Desde 1985, ações civis públicas buscam reparar os danos ambientais e sociais causados pela mineração. Entre os principais processos, destacam-se denúncias sobre a poeira com o pó preto de minério de ferro que afeta a saúde da população, além da degradação da paisagem da Serra do Esmeril.

Na administração de Li Guerra, a Vale firmou um Termo de Ajustamento de Conduta (TAC) com a Prefeitura e Ministério Público de Minas Gerais, para implementar compensações e controlar os impactos ambientais decorrentes da mineração, dando por encerrados esses processos.

No entanto, o descumprimento de cláusulas desse TAC pode motivar a reabertura dessas ações contra a empresa.

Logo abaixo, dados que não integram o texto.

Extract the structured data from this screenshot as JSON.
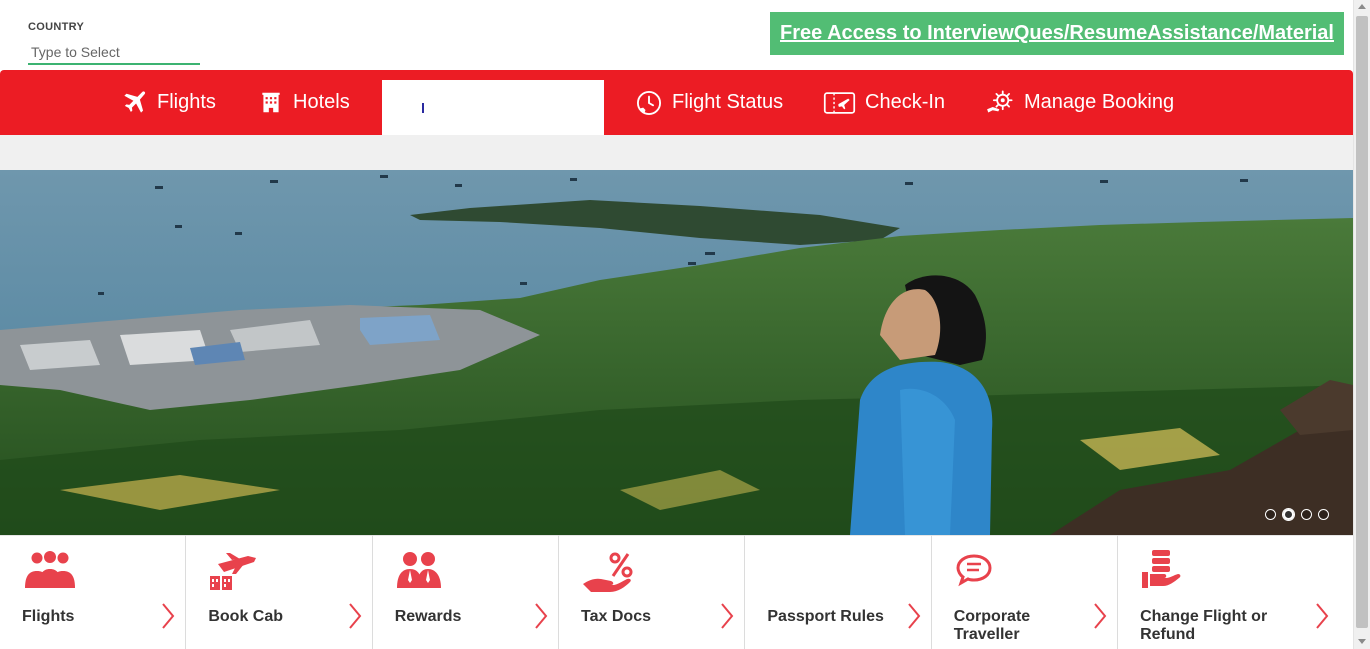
{
  "country": {
    "label": "COUNTRY",
    "placeholder": "Type to Select"
  },
  "promo": {
    "text": "Free Access to InterviewQues/ResumeAssistance/Material",
    "color": "#52bd74"
  },
  "nav": {
    "color": "#ec1c24",
    "items": [
      {
        "label": "Flights",
        "icon": "airplane-icon"
      },
      {
        "label": "Hotels",
        "icon": "hotel-icon"
      },
      {
        "label": "",
        "icon": ""
      },
      {
        "label": "Flight Status",
        "icon": "clock-plane-icon"
      },
      {
        "label": "Check-In",
        "icon": "ticket-icon"
      },
      {
        "label": "Manage Booking",
        "icon": "gear-hand-icon"
      }
    ]
  },
  "hero": {
    "slide_count": 4,
    "active_slide": 2
  },
  "services": [
    {
      "label": "Flights",
      "icon": "group-icon"
    },
    {
      "label": "Book Cab",
      "icon": "cab-plane-icon"
    },
    {
      "label": "Rewards",
      "icon": "people-icon"
    },
    {
      "label": "Tax Docs",
      "icon": "percent-hand-icon"
    },
    {
      "label": "Passport Rules",
      "icon": ""
    },
    {
      "label": "Corporate Traveller",
      "icon": "chat-bubble-icon"
    },
    {
      "label": "Change Flight or Refund",
      "icon": "money-hand-icon"
    }
  ],
  "colors": {
    "accent_red": "#ec1c24",
    "icon_red": "#e8424c",
    "green": "#52bd74"
  }
}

Que a Prefeitura, por meio de sua Procuradoria Jurídica, assuma também essas ações, dando continuidade às demais cobranças por uma compensação justa pelos impactos negativos ao meio ambiente, além dos tributos acumulados ao longo das décadas.

Afinal, um acordo amigável para essas perdas históricas, a depender da mineradora, parece estar destinado às calendas gregas.